Waterloo, IL (KSDK) - A judge has dismissed a lawsuit against Joyce Meyer Ministries filed by family of a Columbia, Illinois woman murdered by her husband.
Christopher Coleman was convicted of triple murder on May 5, 2011, exactly two years after his wife, Sheri, and their sons, Gavin and Garrett, were found strangled in their home.
The suit by Sheri Coleman's family claimed Chris Coleman's employer, Fenton-based Joyce Meyer Ministries, knew about the threats made against the family and could have done more to prevent their deaths.
Monroe County Associate Judge Richard Aguirre said Sheri Coleman's family can rewrite and refile its complaint within 30 days of the ruling.
The issue was not whether Joyce Meyer's Ministry had any knowledge that Coleman may have been plotting to kill his family, but whether they had a duty to report that knowledge. Meyer's attorney said the ministry did not know about Chris Coleman's plans. And even if they did, there's nothing in Illinois law that would have required them to take action.
Lawyers for Sheri Coleman's family said the ministry had knowledge of threats against the family and offered them security services. They said the ministry was negligent by offering those services and then doing nothing to protect the family.

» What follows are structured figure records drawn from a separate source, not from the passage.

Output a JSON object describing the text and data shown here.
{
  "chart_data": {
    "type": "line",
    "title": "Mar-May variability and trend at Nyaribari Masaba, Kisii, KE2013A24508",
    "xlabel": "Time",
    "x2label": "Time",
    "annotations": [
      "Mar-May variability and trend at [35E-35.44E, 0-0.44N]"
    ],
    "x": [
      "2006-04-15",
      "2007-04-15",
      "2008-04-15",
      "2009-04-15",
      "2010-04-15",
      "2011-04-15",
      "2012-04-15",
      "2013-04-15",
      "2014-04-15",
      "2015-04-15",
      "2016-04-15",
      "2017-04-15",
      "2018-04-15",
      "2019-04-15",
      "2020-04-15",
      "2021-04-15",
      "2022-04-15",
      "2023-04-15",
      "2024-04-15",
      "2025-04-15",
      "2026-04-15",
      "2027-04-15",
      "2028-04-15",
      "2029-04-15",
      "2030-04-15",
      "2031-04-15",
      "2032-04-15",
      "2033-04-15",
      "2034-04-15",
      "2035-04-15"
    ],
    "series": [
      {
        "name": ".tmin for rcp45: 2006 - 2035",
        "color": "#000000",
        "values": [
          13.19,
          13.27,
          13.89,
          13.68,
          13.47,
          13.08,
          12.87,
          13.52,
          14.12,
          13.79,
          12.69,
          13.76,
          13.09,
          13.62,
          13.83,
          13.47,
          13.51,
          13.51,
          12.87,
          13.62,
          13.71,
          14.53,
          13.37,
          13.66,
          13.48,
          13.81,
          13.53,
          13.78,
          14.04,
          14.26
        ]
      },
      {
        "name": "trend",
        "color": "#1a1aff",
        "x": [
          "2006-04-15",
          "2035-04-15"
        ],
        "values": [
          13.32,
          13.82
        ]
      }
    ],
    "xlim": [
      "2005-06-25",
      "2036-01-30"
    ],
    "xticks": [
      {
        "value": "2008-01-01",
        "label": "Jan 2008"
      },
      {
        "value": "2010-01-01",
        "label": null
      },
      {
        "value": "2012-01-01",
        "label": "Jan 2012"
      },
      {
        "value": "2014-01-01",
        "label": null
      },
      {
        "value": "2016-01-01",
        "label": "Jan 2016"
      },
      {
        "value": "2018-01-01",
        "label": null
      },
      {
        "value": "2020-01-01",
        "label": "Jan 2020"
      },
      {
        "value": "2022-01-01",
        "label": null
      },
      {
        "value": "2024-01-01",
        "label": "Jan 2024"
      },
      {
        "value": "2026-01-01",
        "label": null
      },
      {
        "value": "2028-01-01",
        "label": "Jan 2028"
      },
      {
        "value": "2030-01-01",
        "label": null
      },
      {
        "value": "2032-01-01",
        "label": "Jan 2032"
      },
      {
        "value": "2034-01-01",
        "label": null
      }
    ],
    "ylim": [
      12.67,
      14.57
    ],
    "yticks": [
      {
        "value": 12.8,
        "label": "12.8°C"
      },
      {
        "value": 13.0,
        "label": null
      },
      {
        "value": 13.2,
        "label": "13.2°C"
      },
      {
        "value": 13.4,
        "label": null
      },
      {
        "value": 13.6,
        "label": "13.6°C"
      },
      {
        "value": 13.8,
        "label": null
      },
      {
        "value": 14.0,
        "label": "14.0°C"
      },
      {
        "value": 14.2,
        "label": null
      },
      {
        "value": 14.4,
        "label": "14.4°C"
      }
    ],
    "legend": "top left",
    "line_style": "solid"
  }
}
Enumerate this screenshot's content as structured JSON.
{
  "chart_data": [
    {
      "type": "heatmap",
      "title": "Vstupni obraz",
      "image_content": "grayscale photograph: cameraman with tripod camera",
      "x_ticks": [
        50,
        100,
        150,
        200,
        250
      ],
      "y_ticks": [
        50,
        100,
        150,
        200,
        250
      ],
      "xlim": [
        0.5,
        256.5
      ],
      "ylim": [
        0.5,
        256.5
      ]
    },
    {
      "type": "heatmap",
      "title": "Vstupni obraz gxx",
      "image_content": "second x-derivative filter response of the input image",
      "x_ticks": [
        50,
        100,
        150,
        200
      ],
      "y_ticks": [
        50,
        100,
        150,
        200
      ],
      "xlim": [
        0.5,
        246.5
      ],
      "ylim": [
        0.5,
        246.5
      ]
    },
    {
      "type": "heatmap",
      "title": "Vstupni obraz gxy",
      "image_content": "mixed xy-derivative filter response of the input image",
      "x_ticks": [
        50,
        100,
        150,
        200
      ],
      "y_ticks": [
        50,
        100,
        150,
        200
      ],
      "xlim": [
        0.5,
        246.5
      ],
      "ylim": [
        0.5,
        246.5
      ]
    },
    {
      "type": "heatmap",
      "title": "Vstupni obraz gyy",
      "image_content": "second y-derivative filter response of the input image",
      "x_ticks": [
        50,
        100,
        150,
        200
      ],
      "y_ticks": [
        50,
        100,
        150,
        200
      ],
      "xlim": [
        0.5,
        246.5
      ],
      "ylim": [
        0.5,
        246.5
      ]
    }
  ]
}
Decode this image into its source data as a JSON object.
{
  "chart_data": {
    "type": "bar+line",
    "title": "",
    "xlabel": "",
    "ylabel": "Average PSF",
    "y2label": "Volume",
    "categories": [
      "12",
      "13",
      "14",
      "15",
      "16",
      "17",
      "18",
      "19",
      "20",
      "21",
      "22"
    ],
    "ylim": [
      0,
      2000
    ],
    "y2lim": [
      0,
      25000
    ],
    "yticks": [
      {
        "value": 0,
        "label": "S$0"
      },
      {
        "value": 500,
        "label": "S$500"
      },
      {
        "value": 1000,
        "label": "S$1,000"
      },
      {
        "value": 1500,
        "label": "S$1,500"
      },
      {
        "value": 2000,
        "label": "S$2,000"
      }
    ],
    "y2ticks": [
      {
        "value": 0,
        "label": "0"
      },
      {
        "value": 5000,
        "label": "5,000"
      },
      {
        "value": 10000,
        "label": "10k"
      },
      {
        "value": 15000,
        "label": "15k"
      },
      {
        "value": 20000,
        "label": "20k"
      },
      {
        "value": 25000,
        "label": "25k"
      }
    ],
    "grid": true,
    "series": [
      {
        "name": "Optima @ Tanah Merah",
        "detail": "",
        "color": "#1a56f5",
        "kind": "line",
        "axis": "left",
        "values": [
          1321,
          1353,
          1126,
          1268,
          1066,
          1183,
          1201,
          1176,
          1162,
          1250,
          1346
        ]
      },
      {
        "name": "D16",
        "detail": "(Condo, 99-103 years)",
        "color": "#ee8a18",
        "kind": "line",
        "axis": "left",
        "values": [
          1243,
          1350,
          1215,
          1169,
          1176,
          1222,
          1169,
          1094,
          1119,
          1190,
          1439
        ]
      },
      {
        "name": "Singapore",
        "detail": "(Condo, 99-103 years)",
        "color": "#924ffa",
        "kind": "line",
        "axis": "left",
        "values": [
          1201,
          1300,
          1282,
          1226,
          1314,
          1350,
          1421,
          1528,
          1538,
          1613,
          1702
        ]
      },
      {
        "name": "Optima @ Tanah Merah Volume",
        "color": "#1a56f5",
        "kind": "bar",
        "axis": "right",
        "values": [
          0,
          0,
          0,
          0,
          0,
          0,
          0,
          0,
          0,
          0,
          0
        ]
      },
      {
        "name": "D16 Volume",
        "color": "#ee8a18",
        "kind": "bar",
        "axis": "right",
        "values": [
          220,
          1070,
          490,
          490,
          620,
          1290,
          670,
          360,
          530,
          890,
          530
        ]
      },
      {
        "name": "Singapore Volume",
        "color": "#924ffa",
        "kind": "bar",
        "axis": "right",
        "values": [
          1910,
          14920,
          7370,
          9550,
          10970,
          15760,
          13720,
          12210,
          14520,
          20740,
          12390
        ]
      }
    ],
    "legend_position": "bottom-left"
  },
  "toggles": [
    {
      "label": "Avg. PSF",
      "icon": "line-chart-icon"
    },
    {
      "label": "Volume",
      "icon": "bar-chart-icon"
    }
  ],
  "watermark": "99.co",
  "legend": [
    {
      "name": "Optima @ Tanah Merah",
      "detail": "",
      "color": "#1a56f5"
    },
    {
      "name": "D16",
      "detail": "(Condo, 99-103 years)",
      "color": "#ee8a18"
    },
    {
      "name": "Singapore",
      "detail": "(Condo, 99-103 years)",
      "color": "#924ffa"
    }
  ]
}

However, attorneys for Joyce Meyer said those security services were declined.
Legal consultant Don Wolff said, "Sometime plaintiffs, not intentionally, file what are called deficient complaints. They don't state enough facts in order to file a claim against somebody; although we feel there is a claim to be made. And that's what happened in this case."
And Wolff says it is relevant that these issues did not come up during the criminal trial.
"And if there was a case as it was alleged in these proceedings it could have also been a crime of failing to report to the police. And of course they were never charged with the crime of suppressing evidence or failing to report information to the police department," said Wolff.
Chris Coleman was sentenced to life in prison without parole for the murders days after his conviction.